(10-23-2022, 10:17 AM)TRANSPARENT Wrote: I brought my first road bike approximately a month ago and I’m now addicted! My question is about indoor training over the winter. Although I have a Peloton to ride indoors, I was thinking of getting a trainer for my bicycle. I was wondering if anyone has an opinion on this as it seems to me training indoors on my own bicycle over riding the peloton might give me some advantages? My goal is to establish my baseline and start to improve it.
Biggest advantage to using a "frame on" trainer is being able to ride your bike with the exact set-up as you would be riding on the road. Same saddle, pedals, and bar. I have never been on a Peloton, but I have heard comments from others that you definitely are riding in quite the same manner as you would on your road bike. Those comments were from serious cyclists who still race. I am sure you can still keep it shape on the peloton, but I would rather ride "my bike" and not some generic beast meant to satisfy the masses that will feel completely different than when riding a bike on the road.
As for using a specific trainer, that is up to you. I have used various ones and pretty much have stuck with the simple wind turbine trainer; no issues after 30 years. Easily maintained also; only part that needs replacing are a couple of very inexpensive bearings if required. Noise is easily muffled if it is bothersome. Takes all of 30 seconds to mount the bike (remove front wheel and clamp on). It also doubles as a storage stand. I have no idea if they still make old style wind trainers where the rear wheel is free on the roller; newer ones have the rear wheel mounted on the trainer and you keep your front wheel on (needing more floor space).
I think the fluid trainers are quite good and probably better than the wind, friction, and mag trainers. Rollers are their own beast; my wind trainer is compact to use (no front wheel) and store (2 pieces apart, or shorten the trainer frame without separating it into pieces).
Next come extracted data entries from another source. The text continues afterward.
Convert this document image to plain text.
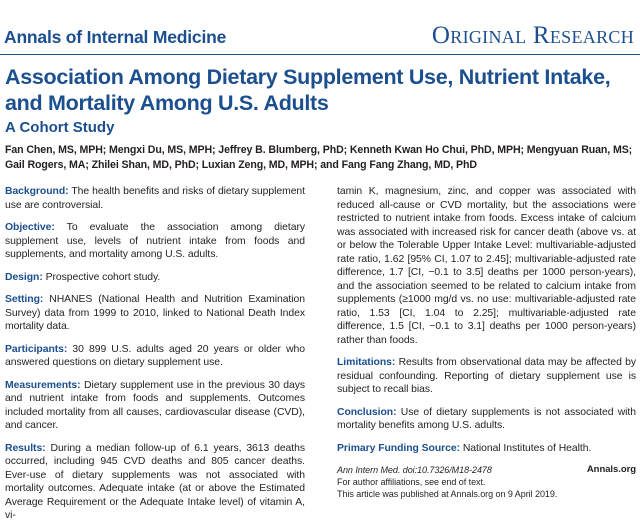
Annals of Internal Medicine	Original Research
Association Among Dietary Supplement Use, Nutrient Intake, and Mortality Among U.S. Adults
A Cohort Study
Fan Chen, MS, MPH; Mengxi Du, MS, MPH; Jeffrey B. Blumberg, PhD; Kenneth Kwan Ho Chui, PhD, MPH; Mengyuan Ruan, MS; Gail Rogers, MA; Zhilei Shan, MD, PhD; Luxian Zeng, MD, MPH; and Fang Fang Zhang, MD, PhD

Background: The health benefits and risks of dietary supplement use are controversial.

Objective: To evaluate the association among dietary supplement use, levels of nutrient intake from foods and supplements, and mortality among U.S. adults.

Design: Prospective cohort study.

Setting: NHANES (National Health and Nutrition Examination Survey) data from 1999 to 2010, linked to National Death Index mortality data.

Participants: 30 899 U.S. adults aged 20 years or older who answered questions on dietary supplement use.

Measurements: Dietary supplement use in the previous 30 days and nutrient intake from foods and supplements. Outcomes included mortality from all causes, cardiovascular disease (CVD), and cancer.

Results: During a median follow-up of 6.1 years, 3613 deaths occurred, including 945 CVD deaths and 805 cancer deaths. Ever-use of dietary supplements was not associated with mortality outcomes. Adequate intake (at or above the Estimated Average Requirement or the Adequate Intake level) of vitamin A, vi-

tamin K, magnesium, zinc, and copper was associated with reduced all-cause or CVD mortality, but the associations were restricted to nutrient intake from foods. Excess intake of calcium was associated with increased risk for cancer death (above vs. at or below the Tolerable Upper Intake Level: multivariable-adjusted rate ratio, 1.62 [95% CI, 1.07 to 2.45]; multivariable-adjusted rate difference, 1.7 [CI, −0.1 to 3.5] deaths per 1000 person-years), and the association seemed to be related to calcium intake from supplements (≥1000 mg/d vs. no use: multivariable-adjusted rate ratio, 1.53 [CI, 1.04 to 2.25]; multivariable-adjusted rate difference, 1.5 [CI, −0.1 to 3.1] deaths per 1000 person-years) rather than foods.

Limitations: Results from observational data may be affected by residual confounding. Reporting of dietary supplement use is subject to recall bias.

Conclusion: Use of dietary supplements is not associated with mortality benefits among U.S. adults.

Primary Funding Source: National Institutes of Health.

Ann Intern Med. doi:10.7326/M18-2478	Annals.org
For author affiliations, see end of text.
This article was published at Annals.org on 9 April 2019.
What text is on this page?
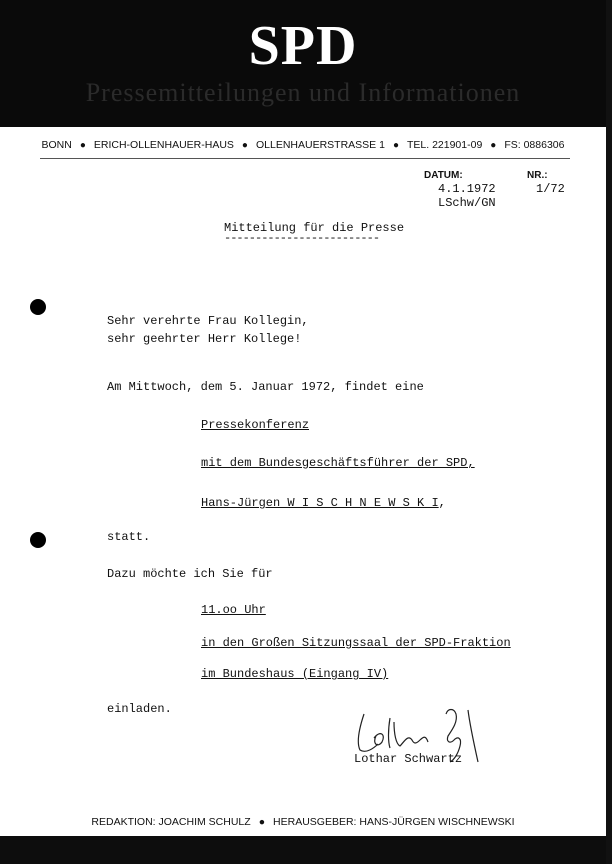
SPD
Pressemitteilungen und Informationen
BONN ● ERICH-OLLENHAUER-HAUS ● OLLENHAUERSTRASSE 1 ● TEL. 221901-09 ● FS: 0886306
DATUM:	NR.:
4.1.1972	1/72
LSchw/GN
Mitteilung für die Presse
-------------------------
Sehr verehrte Frau Kollegin,
sehr geehrter Herr Kollege!
Am Mittwoch, dem 5. Januar 1972, findet eine
Pressekonferenz
mit dem Bundesgeschäftsführer der SPD,
Hans-Jürgen W I S C H N E W S K I,
statt.
Dazu möchte ich Sie für
11.oo Uhr
in den Großen Sitzungssaal der SPD-Fraktion
im Bundeshaus (Eingang IV)
einladen.
Lothar Schwartz
REDAKTION: JOACHIM SCHULZ ● HERAUSGEBER: HANS-JÜRGEN WISCHNEWSKI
Be sure to consider if your bike uses QRs or through-axles and size/style of bike; all trainers are not universal fitting.
Recommend that you bring your bike if shopping for a trainer at stores. Online buy will be a mystery until you get it and mount your bike on it.
I am not a fan of the trainers where you remove the rear wheel and mount the chain on the trainer's gear cluster. Just a personal preference thing; but again I like the ease simplicity.
I am too old to worry about any data/connectivity tripe. Again, just more expense for what I feel is just more data overload, but great for people who need to know their pulse rate 24/7.